While all the spade work was being done to meet the deadlines on the package, the UNP Working Committee met at Sirikotha last week for a long session.
Former Deputy Minister Gamini Lokuge spoke on the issue of several party members attending and making statements at functions, programmes and the likewise in areas, outside the partys permitted parameters.
This remark, many believed, was aimed at Susil Moonesinghe who recently prominently participated at the rally organised by the Buddhist clergy against Minister Mangala Samaraweera. But he was not present at the meeting to explain his position.
Party leader Ranil Wickremesinghe however took this opportunity to emphasise on the partys laid down conduct on such matters and mentioned that party members should refrain from indulging in such acts without obtaining the approval of the party.

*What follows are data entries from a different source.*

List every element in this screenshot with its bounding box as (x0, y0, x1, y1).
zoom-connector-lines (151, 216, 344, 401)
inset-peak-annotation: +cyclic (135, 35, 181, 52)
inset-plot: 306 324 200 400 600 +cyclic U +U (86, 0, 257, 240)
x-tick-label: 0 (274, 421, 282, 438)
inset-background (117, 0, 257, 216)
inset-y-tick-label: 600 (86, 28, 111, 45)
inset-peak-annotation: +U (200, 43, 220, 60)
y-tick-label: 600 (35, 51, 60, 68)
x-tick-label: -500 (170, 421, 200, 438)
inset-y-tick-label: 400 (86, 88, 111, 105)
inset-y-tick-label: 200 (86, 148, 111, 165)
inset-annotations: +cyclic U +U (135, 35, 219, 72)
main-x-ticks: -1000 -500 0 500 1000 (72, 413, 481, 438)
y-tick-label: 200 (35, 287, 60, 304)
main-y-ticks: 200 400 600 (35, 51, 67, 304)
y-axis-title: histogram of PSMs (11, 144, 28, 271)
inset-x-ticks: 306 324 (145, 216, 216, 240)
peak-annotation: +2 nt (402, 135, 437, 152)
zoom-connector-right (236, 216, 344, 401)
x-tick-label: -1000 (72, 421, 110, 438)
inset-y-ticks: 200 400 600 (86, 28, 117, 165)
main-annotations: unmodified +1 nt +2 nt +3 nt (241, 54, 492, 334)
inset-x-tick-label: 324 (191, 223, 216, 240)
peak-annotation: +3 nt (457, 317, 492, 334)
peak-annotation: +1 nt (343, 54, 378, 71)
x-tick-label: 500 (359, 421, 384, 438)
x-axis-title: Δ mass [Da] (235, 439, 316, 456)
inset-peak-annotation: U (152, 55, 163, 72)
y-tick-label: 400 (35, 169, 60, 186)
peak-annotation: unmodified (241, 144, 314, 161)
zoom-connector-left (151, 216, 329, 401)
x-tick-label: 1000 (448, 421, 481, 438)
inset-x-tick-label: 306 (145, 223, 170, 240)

Mr. Wickremesinghe said he would dispense with the matter with only a written communication and directed General Secretary Gamini Atukorale to send a circular to all members on how they should get about in such matters in the future.
The Working Committee also discussed about the disturbing economic trends and their new programme to reach out to the grassroots.
The week beginning today has been devoted to this purpose and UNP organisers are scheduled to visit many public places to educate the people on the present political trends in the country and the war situation.
Making his own assessment on the present situation in the North and the East, Mr. Wickremesinghe said the on-going war was not showing much success and they may have to re-think of their strategy which may once again drive the country into a severe set-back.
With this given situation, he said it was surprising that Anuruddha Ratwatte had to bring Buddhist monks in support of Minister Mangala Samaraweeras battle against the monks.
Although most of the members thought that the Working Committee would take up the Wijeyapala Mendis issue, the leader did not want to discuss it since parliament had put it off for January.
But there is continuing heat being built up by the young turks of the UNP against Wijeyapala Mendis continuity.
Even on the bus Mr. Mendis sent to transport MPs to the Ranweli Hotel to participate in the Harold Herat felicitation ceremony, only 15 members travelled including former Minister John Amaratunga.
Mr. Mendis was seen singing at the party being part of his public relations exercise to win support of MPs in his bid to save his seat.
However most of the Working Committee members are toeing Ranil Wickremesinghes line and exerting pressure on Mr. Mendis to resign.
Besides these, it was an awkward situation for new Treasurer Milroy Perera who had to tender an apology to the Working Committee for not having the monthly accounts ready on time for the presentation of the Working Committee.
Besides all these the most crucial thing for the UNP to-day is to decide its stand on the package. But it seems the UNP would try to put off the matters since Mr. Wickremesinghe would be out of the country from October 13. At the Select Committee meeting scheduled for October 14, the UNP would not take any stand since a high powered committee of the UNP decided that the leader should handle the devolution matter by himself. But when the Select Committee meets on the 14th to finalise the unit of devolution, the UNP would not be in a position to announce its response on this national question.
In these circumstances, there are questions as to when the package would be finalised and also whether it would be finalised at all.